Non, monsieur Hamas ! Il n’est ni arabe ni musulman, il est tout simplement vietnamien. Il fait partie de ces gens qui ont fait l’histoire, qui ont écrit leur nom en lettres d’or au Panthéon brave de l’humanité.
Tu ignores ses réalisations ? Il n’a rien fait de spécial, seulement, il a consacré sa vie au service de son peuple. Il s’est sacrifié pour que vive son pays, son emblème flottant au parvis des Nations Unies. Il a fallu toute une existence de sacrifices et de renoncement, de souffrances et d’abnégation pour enfin atteindre cette lueur pour laquelle les Algériens ont donné plus de onze millions de martyrs.
Onze ? Onze millions ?
Oui, onze millions, sinon plus à contrario des manuels d’histoire ne rapportent qu’un million et demi, car ils passent sous silence cent vingt-trois ans de résistance.

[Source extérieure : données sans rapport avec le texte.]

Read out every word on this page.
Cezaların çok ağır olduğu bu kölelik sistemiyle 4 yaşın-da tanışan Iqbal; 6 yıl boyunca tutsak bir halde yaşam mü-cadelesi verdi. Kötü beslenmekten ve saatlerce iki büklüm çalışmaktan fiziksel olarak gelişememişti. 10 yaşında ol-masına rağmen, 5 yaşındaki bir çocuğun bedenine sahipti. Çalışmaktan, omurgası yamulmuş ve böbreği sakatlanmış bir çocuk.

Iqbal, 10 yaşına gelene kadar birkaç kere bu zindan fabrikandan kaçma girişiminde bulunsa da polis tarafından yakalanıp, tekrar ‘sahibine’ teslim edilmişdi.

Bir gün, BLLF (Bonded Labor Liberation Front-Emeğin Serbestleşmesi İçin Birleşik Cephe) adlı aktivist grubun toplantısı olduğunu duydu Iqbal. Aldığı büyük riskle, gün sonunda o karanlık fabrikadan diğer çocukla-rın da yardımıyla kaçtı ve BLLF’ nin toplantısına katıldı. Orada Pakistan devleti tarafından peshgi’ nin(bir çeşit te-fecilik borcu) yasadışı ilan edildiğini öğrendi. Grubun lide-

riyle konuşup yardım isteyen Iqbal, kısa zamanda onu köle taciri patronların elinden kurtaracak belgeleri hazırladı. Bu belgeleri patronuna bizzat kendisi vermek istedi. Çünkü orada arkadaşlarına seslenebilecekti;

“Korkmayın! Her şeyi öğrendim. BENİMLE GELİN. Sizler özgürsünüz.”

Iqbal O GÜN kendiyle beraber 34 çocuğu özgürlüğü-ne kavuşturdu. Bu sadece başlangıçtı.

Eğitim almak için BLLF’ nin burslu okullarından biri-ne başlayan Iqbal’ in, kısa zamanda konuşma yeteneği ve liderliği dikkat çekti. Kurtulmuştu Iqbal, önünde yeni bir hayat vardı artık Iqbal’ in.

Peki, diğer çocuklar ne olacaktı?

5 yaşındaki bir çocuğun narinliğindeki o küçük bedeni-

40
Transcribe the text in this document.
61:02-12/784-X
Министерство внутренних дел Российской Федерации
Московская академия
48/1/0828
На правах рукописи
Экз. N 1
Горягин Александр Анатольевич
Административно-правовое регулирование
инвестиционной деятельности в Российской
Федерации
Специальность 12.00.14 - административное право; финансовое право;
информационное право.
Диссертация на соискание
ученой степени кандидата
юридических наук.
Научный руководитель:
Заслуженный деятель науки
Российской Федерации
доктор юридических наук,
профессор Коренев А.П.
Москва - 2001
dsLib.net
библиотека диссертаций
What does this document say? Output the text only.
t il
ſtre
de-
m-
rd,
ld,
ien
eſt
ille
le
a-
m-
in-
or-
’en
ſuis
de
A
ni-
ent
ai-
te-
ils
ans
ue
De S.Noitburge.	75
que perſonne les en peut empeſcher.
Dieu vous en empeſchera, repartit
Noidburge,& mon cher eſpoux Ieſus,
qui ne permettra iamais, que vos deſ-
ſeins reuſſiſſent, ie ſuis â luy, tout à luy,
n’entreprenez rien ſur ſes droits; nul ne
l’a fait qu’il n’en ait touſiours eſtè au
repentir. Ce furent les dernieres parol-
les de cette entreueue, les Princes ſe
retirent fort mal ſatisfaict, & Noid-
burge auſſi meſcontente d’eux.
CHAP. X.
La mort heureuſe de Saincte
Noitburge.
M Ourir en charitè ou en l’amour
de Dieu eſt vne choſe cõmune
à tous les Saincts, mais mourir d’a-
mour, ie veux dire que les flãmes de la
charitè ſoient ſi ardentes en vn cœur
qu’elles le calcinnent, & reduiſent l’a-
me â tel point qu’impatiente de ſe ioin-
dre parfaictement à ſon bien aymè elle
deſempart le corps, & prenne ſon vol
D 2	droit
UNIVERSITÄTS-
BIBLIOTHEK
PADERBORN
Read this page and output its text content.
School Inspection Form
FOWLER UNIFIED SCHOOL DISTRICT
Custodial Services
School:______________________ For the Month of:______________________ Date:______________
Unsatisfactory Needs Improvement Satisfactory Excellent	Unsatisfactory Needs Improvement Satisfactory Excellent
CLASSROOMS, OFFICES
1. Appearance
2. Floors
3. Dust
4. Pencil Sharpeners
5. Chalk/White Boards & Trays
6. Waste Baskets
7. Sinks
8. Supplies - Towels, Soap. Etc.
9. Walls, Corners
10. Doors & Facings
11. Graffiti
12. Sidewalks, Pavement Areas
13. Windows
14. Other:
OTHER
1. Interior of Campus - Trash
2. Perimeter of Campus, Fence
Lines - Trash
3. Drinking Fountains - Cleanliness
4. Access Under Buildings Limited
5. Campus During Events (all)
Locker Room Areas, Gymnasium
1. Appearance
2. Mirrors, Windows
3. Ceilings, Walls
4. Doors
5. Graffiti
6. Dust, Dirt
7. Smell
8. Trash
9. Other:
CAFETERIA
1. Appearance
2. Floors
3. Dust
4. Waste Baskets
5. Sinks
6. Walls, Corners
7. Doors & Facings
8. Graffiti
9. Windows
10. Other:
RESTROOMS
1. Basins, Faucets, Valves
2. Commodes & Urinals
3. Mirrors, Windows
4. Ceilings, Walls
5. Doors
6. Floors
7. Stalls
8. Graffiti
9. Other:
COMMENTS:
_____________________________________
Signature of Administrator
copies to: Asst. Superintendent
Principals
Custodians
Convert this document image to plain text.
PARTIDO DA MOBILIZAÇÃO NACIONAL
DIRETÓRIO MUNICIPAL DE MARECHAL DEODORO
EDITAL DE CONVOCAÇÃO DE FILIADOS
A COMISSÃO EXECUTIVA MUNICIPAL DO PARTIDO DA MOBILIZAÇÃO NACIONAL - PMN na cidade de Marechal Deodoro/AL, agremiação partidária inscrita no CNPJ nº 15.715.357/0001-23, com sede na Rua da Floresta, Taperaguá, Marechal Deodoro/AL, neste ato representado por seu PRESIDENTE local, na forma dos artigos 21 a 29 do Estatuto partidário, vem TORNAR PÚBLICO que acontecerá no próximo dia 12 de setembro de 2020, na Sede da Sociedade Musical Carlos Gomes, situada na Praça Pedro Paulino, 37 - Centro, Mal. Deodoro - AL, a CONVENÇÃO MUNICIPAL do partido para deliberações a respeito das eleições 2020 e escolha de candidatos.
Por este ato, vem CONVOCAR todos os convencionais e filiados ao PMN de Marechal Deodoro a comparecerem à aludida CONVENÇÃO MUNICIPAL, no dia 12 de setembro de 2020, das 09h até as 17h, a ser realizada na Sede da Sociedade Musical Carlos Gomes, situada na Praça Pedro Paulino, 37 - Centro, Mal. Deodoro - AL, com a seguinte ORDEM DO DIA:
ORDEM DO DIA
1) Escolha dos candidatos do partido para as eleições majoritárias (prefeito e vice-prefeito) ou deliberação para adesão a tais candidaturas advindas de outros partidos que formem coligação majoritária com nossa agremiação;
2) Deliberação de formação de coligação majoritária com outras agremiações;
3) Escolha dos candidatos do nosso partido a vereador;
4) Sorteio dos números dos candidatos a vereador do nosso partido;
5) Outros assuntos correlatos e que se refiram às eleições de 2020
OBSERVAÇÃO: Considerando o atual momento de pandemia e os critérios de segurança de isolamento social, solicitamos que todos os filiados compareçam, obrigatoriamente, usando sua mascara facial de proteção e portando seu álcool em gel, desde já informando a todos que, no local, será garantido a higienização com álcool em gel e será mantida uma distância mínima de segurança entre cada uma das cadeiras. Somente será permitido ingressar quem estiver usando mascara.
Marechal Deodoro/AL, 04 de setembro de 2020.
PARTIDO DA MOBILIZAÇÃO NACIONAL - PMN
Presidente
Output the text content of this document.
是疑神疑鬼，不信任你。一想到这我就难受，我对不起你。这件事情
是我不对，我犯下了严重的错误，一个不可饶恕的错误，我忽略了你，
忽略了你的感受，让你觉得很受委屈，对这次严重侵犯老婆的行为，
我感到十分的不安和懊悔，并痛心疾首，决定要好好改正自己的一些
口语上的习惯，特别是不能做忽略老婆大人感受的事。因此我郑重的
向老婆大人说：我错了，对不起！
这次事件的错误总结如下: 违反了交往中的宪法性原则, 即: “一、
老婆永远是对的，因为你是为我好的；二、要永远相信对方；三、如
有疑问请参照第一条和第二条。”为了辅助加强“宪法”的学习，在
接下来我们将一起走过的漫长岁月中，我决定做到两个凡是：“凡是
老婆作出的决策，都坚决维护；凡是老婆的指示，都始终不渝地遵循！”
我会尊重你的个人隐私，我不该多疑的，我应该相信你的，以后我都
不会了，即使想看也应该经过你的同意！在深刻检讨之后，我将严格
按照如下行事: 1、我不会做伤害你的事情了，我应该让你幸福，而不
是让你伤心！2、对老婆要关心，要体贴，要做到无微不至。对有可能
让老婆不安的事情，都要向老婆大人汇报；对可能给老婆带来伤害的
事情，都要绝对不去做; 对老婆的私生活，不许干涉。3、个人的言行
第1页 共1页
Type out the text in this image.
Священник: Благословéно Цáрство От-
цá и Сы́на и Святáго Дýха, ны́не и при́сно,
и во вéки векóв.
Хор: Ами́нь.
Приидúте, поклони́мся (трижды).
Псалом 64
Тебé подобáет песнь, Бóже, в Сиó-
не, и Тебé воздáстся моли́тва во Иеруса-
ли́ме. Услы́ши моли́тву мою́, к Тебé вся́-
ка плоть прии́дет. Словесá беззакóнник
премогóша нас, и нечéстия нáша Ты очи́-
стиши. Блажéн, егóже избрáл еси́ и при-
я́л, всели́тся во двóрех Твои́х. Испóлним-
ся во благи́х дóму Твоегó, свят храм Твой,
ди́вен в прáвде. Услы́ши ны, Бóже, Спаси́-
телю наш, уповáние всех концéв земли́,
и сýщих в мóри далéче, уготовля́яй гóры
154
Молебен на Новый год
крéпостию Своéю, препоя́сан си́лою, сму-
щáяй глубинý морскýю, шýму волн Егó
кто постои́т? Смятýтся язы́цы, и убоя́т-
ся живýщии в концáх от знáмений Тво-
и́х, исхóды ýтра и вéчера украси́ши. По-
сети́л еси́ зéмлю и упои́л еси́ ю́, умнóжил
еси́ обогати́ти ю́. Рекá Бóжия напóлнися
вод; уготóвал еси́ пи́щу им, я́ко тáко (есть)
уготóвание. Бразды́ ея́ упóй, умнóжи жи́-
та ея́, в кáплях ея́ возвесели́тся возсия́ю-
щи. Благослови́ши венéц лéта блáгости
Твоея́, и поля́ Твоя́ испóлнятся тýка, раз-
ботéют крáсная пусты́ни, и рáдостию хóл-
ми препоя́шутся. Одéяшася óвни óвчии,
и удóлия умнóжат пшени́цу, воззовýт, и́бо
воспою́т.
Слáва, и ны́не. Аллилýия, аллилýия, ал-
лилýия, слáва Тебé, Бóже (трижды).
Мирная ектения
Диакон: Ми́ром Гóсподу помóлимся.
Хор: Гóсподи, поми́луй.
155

Pour ton information, les Vietnamiens ont perdu cinq millions en trois décennies ; les Soviétiques, une énormité de vingt-six millions en cinq années d’enfer et de tragédie. Tout pays qui se respecte a payé un lourd tribut. Il est tout à fait normal de mourir pour sa terre, pour les siens, c’est dans la nature des choses. Même les animaux défendent leurs petits, souvent au péril de leurs vies. Pour tout dire, monsieur Hamas, tu ne seras ni le premier ni le dernier à le faire. Seulement, il est trop tard, tu ne pourras jamais égaler le général vietnamien.
De la stature des grands chefs militaires, il a gravé son nom dans l’histoire. Le héros de Diên Biên Phu a non seulement défait la France, mais a aussi tenu en échec les États-Unis qui ont pris la relève des Français à la suite d’une sordide machination. La France est un mauvais élève, avait-il dit un jour à Alger, alors qu’il y était en visite officielle. Ses prédécesseurs, au temps des mandarins, avaient réussi à chasser les Chinois de leurs terres en empêchant pour toujours leur retour. De la lignée des nobles et des guerriers, Giap a été un digne ambassadeur.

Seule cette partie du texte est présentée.